The exception is cases where the site operator has opted in to HSTS or similar to indicate their decision to rather disable access than allow insecure access.
No I don't. At least not if it's recent. A certificate that expired in the last month is roughly equal in safety to a certificate that's valid for another month or two.
Expiration is a backup safety measure and the risk is mostly based on how long it's been since the certificate was issued.
Unless any banks are going around leaking keys right after they expire for some weird reason?
Certificate validity is binary. either it all is, or it isn’t. this included “not before”
Whereas a certificate error on a disused blog is pretty much what you'd expect from a disused blog.
I think.
So this is where the "cheat code" comes in handy:
https://subdomain.preloaded-hsts.badssl.com/
https://pinning-test.badssl.com/
Then there are those which have no "cheat code" bypass, so you'd have to use some other method:
TLS is fragile, and working around it is often necessary. Certs can expire or be revoked (anywhere in the chain) and the renewal process can be bugged. The time on the client (required for confirmation of certificate validity window) could be wrong (either accidentally or deliberately).

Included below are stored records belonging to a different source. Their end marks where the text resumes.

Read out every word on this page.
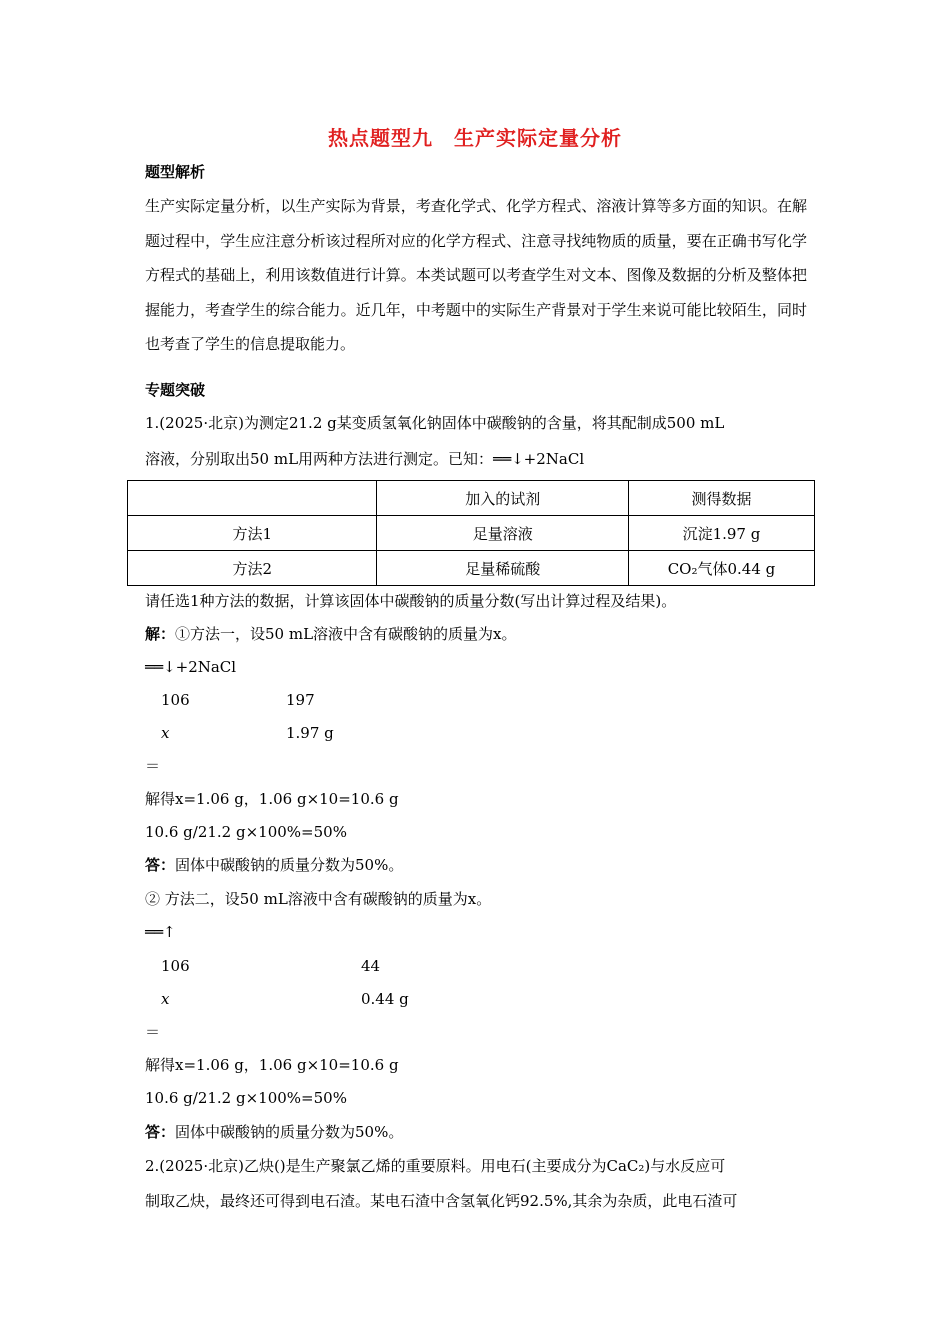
热点题型九　生产实际定量分析
题型解析
生产实际定量分析，以生产实际为背景，考查化学式、化学方程式、溶液计算等多方面的知识。在解题过程中，学生应注意分析该过程所对应的化学方程式、注意寻找纯物质的质量，要在正确书写化学方程式的基础上，利用该数值进行计算。本类试题可以考查学生对文本、图像及数据的分析及整体把握能力，考查学生的综合能力。近几年，中考题中的实际生产背景对于学生来说可能比较陌生，同时也考查了学生的信息提取能力。
专题突破
1.(2025·北京)为测定21.2 g某变质氢氧化钠固体中碳酸钠的含量，将其配制成500 mL
溶液，分别取出50 mL用两种方法进行测定。已知：══↓+2NaCl
	加入的试剂	测得数据
方法1	足量溶液	沉淀1.97 g
方法2	足量稀硫酸	CO₂气体0.44 g
请任选1种方法的数据，计算该固体中碳酸钠的质量分数(写出计算过程及结果)。
解：①方法一，设50 mL溶液中含有碳酸钠的质量为x。
══↓+2NaCl
106	197
x	1.97 g
＝
解得x=1.06 g，1.06 g×10=10.6 g
10.6 g/21.2 g×100%=50%
答：固体中碳酸钠的质量分数为50%。
② 方法二，设50 mL溶液中含有碳酸钠的质量为x。
══↑
106	44
x	0.44 g
＝
解得x=1.06 g，1.06 g×10=10.6 g
10.6 g/21.2 g×100%=50%
答：固体中碳酸钠的质量分数为50%。
2.(2025·北京)乙炔()是生产聚氯乙烯的重要原料。用电石(主要成分为CaC₂)与水反应可
制取乙炔，最终还可得到电石渣。某电石渣中含氢氧化钙92.5%,其余为杂质，此电石渣可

Requiring TLS on an inter-LAN connection is mostly useless, and impossible if no Internet gateway is available.
what do you mean?
> Requiring TLS on an inter-LAN connection is mostly useless
there are many ways to intercept inter-LAN traffic, and:
> and impossible if no Internet gateway is available.

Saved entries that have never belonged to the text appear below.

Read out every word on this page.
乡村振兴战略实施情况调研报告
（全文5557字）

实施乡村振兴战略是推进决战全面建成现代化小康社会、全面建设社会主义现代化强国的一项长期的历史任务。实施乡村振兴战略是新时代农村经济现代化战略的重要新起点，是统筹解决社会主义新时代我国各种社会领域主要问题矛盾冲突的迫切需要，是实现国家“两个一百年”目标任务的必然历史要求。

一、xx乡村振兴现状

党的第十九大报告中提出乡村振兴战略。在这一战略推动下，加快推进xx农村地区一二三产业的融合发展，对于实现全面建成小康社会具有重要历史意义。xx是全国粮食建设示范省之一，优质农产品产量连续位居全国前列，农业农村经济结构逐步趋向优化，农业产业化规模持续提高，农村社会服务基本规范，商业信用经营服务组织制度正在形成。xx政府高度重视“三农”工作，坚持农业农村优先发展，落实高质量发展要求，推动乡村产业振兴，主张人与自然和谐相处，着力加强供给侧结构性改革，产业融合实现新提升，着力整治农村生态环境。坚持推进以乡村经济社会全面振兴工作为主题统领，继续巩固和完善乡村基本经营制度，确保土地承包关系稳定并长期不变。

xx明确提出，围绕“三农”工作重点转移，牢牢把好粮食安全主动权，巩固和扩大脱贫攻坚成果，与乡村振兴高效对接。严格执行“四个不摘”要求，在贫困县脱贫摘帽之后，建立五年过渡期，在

DNS validation? Run your own CA and trust it in your intranet?
The TLS errors that aren't unbypassible by specification (i.e. HSTS, see https://datatracker.ietf.org/doc/html/rfc6797) can be bypassed on Firefox just fine. It's only the ones where the spec says bypassing the error shouldn't be possible where Firefox takes a hard stance.
Chrome had to alter their bypass string several times because vendors documented the override rather than fixing their insecure crapware. It makes total sense to me that Firefox does the same.
It is rubbish software, the developers routinely ignore fixing actual bugs in favor of new features, and I wish we had a better alternative that wasn't married to Google.
If you ever do this, use a separate browser profile or incognito window. Don't use this just to e.g. get to a captive portal (use example.com or neverssl.com for that).
You only need the "cheat code" if the site is using HSTS, which suggests it's the production web site of something that has a reason to try to be secure. If you're in a separate dev envrionment (different origin), you probably won't have HSTS set.
For local development or browser-to-local-app communication, localhost counts as a secure origin even without HTTPS.